Letters

Tolerance and respect

When a gunman killed and wounded a bunch of people at Club Q, a gay-friendly nightclub in Colorado Springs, Joshua Thurman, one of the attendees, said amid tears, "We were just enjoying ourselves. We weren't out harming anyone. We were in our space, our community, our home, enjoying ourselves like everybody else does."

These poignant words should mean something to Arkansans. We Arkansans have long lamented that our state is 49th in everything. We elected our officials to address our many problems and do good things for everyone. We didn't elect them to bog all of us down in their endless culture wars. Yet they're eternally fixed on stigmatizing and punishing many good, innocent citizens whose only crime is that they are different. They have no leftover energy to address our state's real problems.

No wonder we're 49th! The No. 1 priority at the Capitol seems to be to station police in every bedroom, doctor's office, schoolroom, and library in our state. All of this mean-spiritedness only encourages the kind of violence we saw in Colorado Springs.

All of us are entitled to our own opinions and our own safe spaces where we can enjoy ourselves "like everybody else does." Mutual tolerance and respect is our only path to a healthy and prosperous future for all of us. That's not what's being modeled by our state leaders.

SANDY WYLIE

Bella Vista

The power of choice

The shooter in Colorado Springs used an AR-15-type rifle to kill five people, and the shooter at the Virginia Walmart used a handgun with multiple magazines to kill seven people, including himself.
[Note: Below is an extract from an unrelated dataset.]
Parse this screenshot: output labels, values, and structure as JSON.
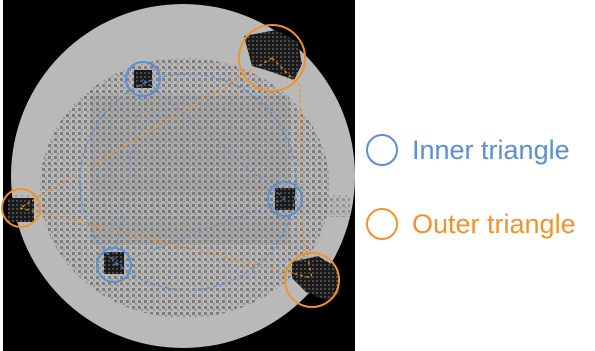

Both firearms appear to have operated as designed.

What a great country we live in that gives us the freedom to choose semiautomatic long rifles or handguns as our preferred weapons of mass murder.

STEVE OWEN

Hot Springs Village

App is a security risk

The FCC suggests that TikTok is a national security risk. Federal employees are not allowed to use government-issued phones for TikTok. There are plenty of non-Chinese social media apps out, so why are millions of Americans not heeding the warnings? And why do TV networks promote users every day?
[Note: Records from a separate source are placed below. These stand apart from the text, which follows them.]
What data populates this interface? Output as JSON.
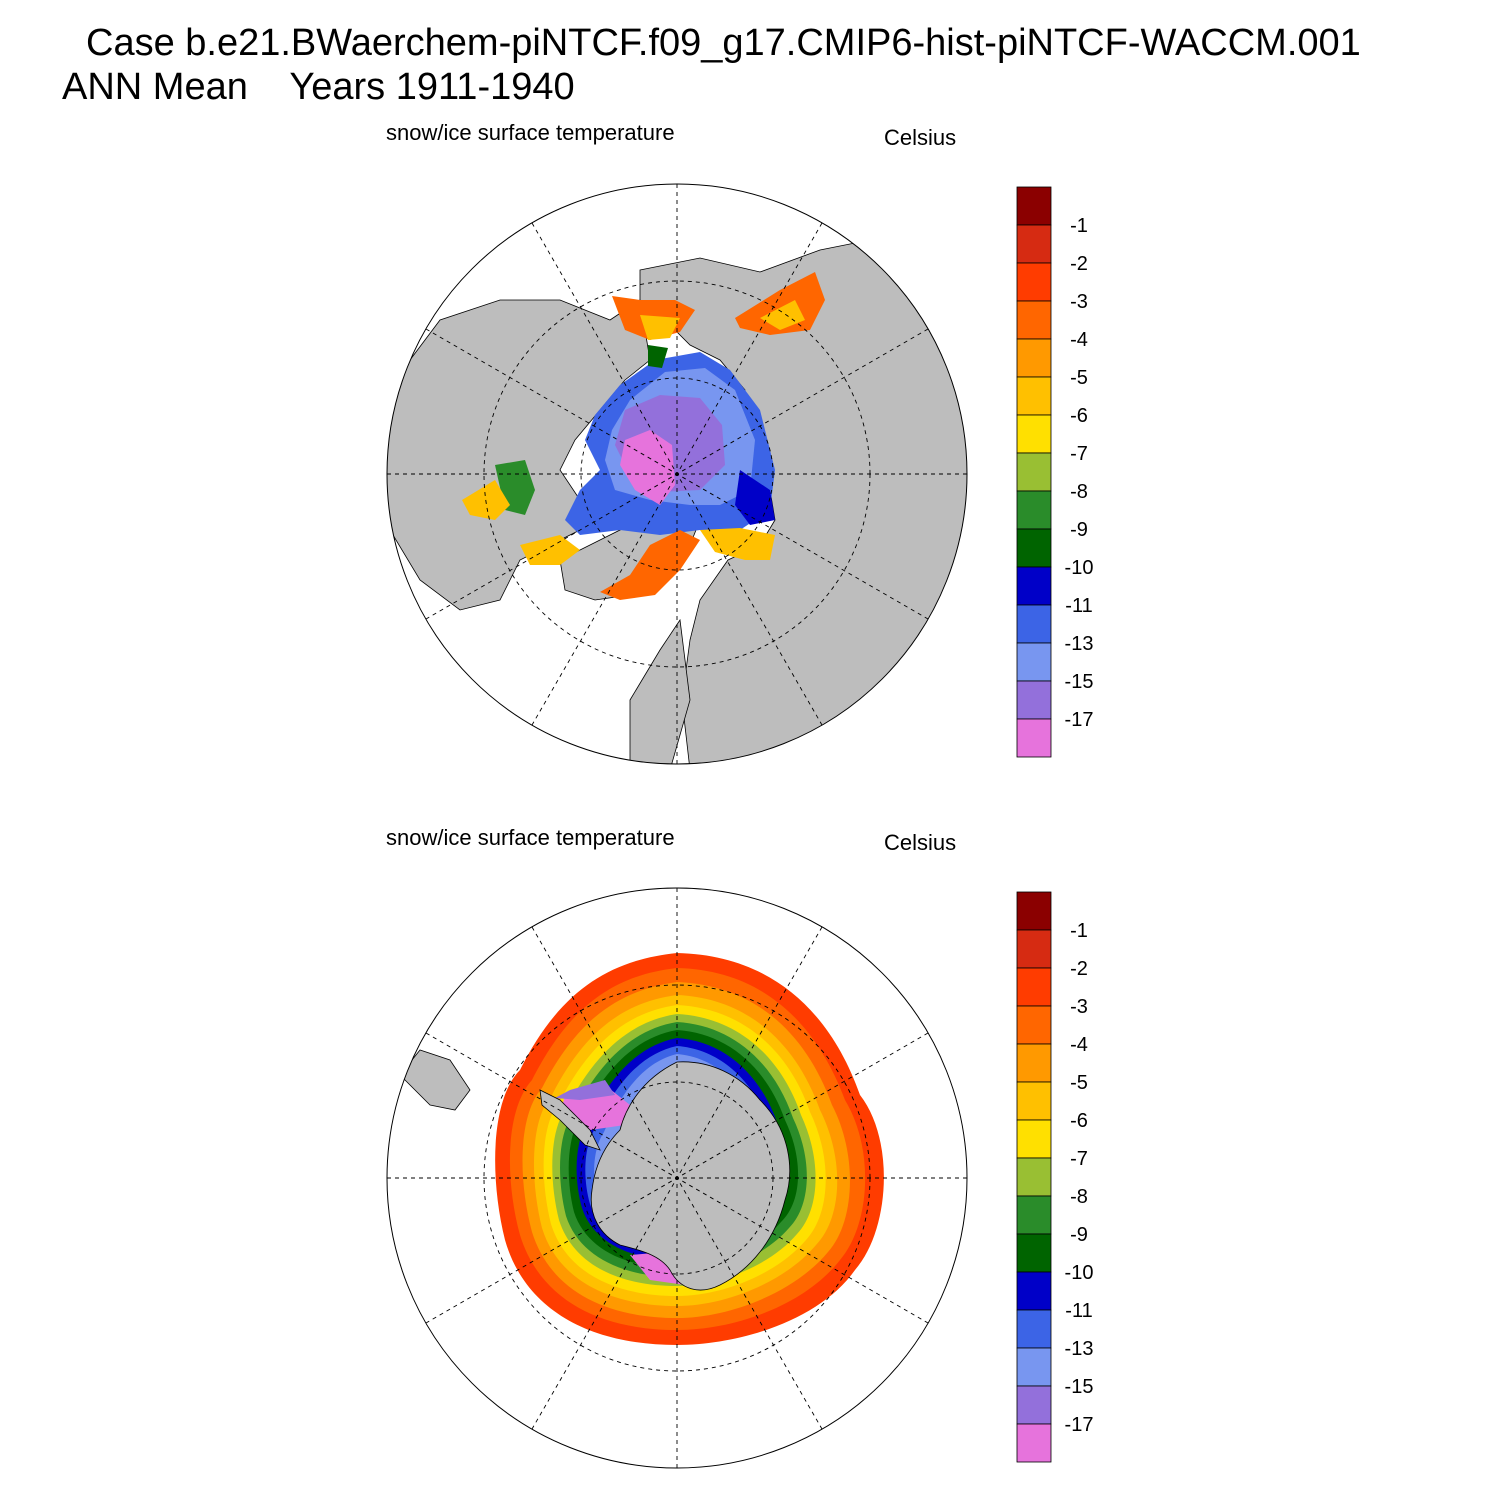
{
  "title": {
    "line1": "Case b.e21.BWaerchem-piNTCF.f09_g17.CMIP6-hist-piNTCF-WACCM.001",
    "line2": "ANN Mean    Years 1911-1940"
  },
  "panels": [
    {
      "id": "north",
      "hemisphere": "Northern Hemisphere polar stereographic",
      "field_title": "snow/ice surface temperature",
      "units": "Celsius"
    },
    {
      "id": "south",
      "hemisphere": "Southern Hemisphere polar stereographic",
      "field_title": "snow/ice surface temperature",
      "units": "Celsius"
    }
  ],
  "colorbar": {
    "labels": [
      "-1",
      "-2",
      "-3",
      "-4",
      "-5",
      "-6",
      "-7",
      "-8",
      "-9",
      "-10",
      "-11",
      "-13",
      "-15",
      "-17"
    ],
    "colors": [
      "#8b0000",
      "#d62b12",
      "#ff3c00",
      "#ff6600",
      "#ff9900",
      "#ffc000",
      "#ffe000",
      "#99bf33",
      "#2a8c2a",
      "#006400",
      "#0000c8",
      "#3c64e6",
      "#7896f0",
      "#9370db",
      "#e673dc"
    ]
  },
  "style": {
    "land_color": "#bdbdbd",
    "ocean_color": "#ffffff"
  }
}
China is not our friend and shouldn't be trusted.

DWIGHT "ROHO" ANDERSON

Little Rock

Psychoanalysis on tap

Just finished reading about the Walmart shooting. In reading the comments from employees concerning the perpetrator, he sounds like a pretty normal guy to me.

I have been a supervisor and have written a few folks up; most didn't appreciate it. I have subtle behavioral changes at times, life-based issues that most everybody else has at times that may cause me to be less communicative some days, shorter-tempered than normal other days. Not every day is sunshine and roses, and not every day is rain and thorns. Life happens and we are all human! Yet the experts in the article say these are "yellow flag" behavioral changes that could indicate someone has the potential to kill and there should be anonymous hotlines so fellow employees can report said behavior, so these folks can get help before resorting to violence.

Subtle changes in behavior was one yellow flag cited; anger issues and increased absenteeism were a couple of others. My workplace has over 800 folks working 24/7--if every employee exhibiting these types of behavior were reported and action taken, we would close our doors tomorrow. Expecting lay people to be expert psychoanalyzers, able to tell normal, everyday "my kid is sick, I didn't sleep" or "my marriage is in trouble" or "my mom or dad is dying" behavioral changes from "I'm upset enough to start shooting people" behavioral changes is just ludicrous.

I can also tell you that anonymous hotlines tend to work opposite of the way these experts think; the people they are intended to identify are the ones using it the most. My expertise comes from working 40-plus years on the front lines as an hourly employee and as a supervisor, from the oil fields to construction to manufacturing, not from some academic aerie. I don't pretend to know what the solution is, but I can tell you what it ain't.

GREG STANFORD

White Hall

Was unprofessional

I have been steaming for a week, and am now joining other letter-writers to this newspaper who commented on the same subject, namely the terrible, unprofessional conduct of the "color commentators" on the sidelines of the Arkansas-Ole Miss game.

They bantered about everything but the game; all small talk about the weather plus other topics, not related to anything that was happening on the field there, but rather what they conjured up as interesting among themselves. Their personal small talk actually detracted from the game and became the main subject of the TV commentary rather than describing the game itself.

My opinion is that the TV producers/editors/whoever determines the content being broadcast should monitor and immediately divert to material appropriate to the game rather than personal small talk, which is so unprofessional.